I'm doing some testing in my lab with respect to some high-availability things we are doing at work. In accordance with best practices, I have a 3-tier design comprised of:
Aggregation (2x 3550-48 (Agg01 & Agg02))
Access (2x 2950)
Everything is connected using Rapid-PVST+, and everything is linked in the traditional triangle style.
Core and Aggregation are running OSPF on loopbacks, while end-user routes are being distributed via iBGP (for scalability). Additionally, the two aggregation switches are running HSRP for a single vlan.
All of my failovers work as expected, including STP, HSRP and OSPF route changes.
My problem is the route convergence times using iBGP. When Agg01 goes completely offline, the Core pulls the OSPF routes quickly, but the iBGP routes stick around for ~3 minutes, blackholing the traffic in the meantime as Agg01 is not available.

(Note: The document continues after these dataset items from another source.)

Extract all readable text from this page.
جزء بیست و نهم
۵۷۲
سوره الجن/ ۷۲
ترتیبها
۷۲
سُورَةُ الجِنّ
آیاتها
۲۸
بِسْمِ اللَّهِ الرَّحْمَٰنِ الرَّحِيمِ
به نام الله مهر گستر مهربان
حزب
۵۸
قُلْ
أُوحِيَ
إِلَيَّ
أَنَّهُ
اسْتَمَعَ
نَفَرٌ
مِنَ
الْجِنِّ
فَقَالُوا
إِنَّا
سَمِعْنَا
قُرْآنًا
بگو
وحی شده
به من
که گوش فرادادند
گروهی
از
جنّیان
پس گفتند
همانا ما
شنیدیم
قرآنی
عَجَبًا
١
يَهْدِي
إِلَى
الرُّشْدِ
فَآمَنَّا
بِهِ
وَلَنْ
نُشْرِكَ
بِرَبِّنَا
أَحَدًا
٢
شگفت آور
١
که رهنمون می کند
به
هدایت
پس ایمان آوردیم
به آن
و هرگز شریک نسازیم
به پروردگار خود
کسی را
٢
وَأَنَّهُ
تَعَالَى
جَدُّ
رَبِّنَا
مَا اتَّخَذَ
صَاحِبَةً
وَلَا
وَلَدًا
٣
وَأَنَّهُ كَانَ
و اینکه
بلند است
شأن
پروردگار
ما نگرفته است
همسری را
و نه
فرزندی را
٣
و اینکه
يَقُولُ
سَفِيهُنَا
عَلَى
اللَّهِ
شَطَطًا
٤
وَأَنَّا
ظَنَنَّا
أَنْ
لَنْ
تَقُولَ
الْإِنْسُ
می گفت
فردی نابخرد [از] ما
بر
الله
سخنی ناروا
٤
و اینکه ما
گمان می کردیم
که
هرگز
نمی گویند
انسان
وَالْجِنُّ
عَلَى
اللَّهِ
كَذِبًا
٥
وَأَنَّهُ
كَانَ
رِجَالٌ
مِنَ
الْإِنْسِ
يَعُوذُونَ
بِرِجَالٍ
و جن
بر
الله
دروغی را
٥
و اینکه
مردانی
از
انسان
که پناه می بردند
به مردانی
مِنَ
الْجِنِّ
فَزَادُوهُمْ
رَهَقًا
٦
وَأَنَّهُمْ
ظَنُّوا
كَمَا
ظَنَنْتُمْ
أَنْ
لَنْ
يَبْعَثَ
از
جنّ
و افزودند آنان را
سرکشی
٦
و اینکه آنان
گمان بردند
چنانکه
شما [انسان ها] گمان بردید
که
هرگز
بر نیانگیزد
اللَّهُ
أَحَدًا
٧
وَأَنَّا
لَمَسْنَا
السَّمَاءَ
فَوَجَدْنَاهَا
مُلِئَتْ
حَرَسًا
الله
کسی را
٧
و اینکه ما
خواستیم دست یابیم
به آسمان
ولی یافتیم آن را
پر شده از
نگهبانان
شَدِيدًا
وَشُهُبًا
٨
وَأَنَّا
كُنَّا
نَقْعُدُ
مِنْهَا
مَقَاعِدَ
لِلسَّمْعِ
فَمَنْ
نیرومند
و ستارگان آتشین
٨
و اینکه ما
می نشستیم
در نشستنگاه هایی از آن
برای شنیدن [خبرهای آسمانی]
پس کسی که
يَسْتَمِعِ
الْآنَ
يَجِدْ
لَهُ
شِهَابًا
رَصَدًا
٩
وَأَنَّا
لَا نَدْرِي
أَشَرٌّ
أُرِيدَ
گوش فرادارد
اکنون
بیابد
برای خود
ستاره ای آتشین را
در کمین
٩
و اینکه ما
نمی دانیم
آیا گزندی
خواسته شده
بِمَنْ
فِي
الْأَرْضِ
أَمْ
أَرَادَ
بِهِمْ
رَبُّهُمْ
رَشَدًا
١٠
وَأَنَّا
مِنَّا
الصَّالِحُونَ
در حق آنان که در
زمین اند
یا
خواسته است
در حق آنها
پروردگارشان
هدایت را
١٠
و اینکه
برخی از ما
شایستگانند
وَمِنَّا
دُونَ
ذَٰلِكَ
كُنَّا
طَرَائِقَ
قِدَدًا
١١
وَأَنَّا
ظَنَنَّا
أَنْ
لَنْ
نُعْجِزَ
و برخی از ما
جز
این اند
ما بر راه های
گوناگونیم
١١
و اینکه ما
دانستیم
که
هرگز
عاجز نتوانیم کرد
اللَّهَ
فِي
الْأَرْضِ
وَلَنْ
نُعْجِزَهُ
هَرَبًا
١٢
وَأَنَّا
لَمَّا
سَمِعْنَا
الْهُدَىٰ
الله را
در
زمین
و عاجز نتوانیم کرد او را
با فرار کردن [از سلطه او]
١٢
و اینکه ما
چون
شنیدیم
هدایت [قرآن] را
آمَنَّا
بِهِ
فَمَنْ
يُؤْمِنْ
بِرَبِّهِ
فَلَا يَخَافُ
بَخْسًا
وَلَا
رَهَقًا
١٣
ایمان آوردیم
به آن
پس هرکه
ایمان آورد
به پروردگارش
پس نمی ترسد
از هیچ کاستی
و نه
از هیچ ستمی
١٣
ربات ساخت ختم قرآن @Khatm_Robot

Eventually the hold timers expire, and the Core gets the new routes from Agg02. Unfortunately, 3 minutes is a really long time.
Does anybody have any experience with iBGP hold timers in such an environment? I want to set them very low, such as 5-10seconds, but I am concerned about very high CPU utilization.
Is modifying BGP hold timers the right answer? Am I missing something entirely?
Thanks for your thoughts,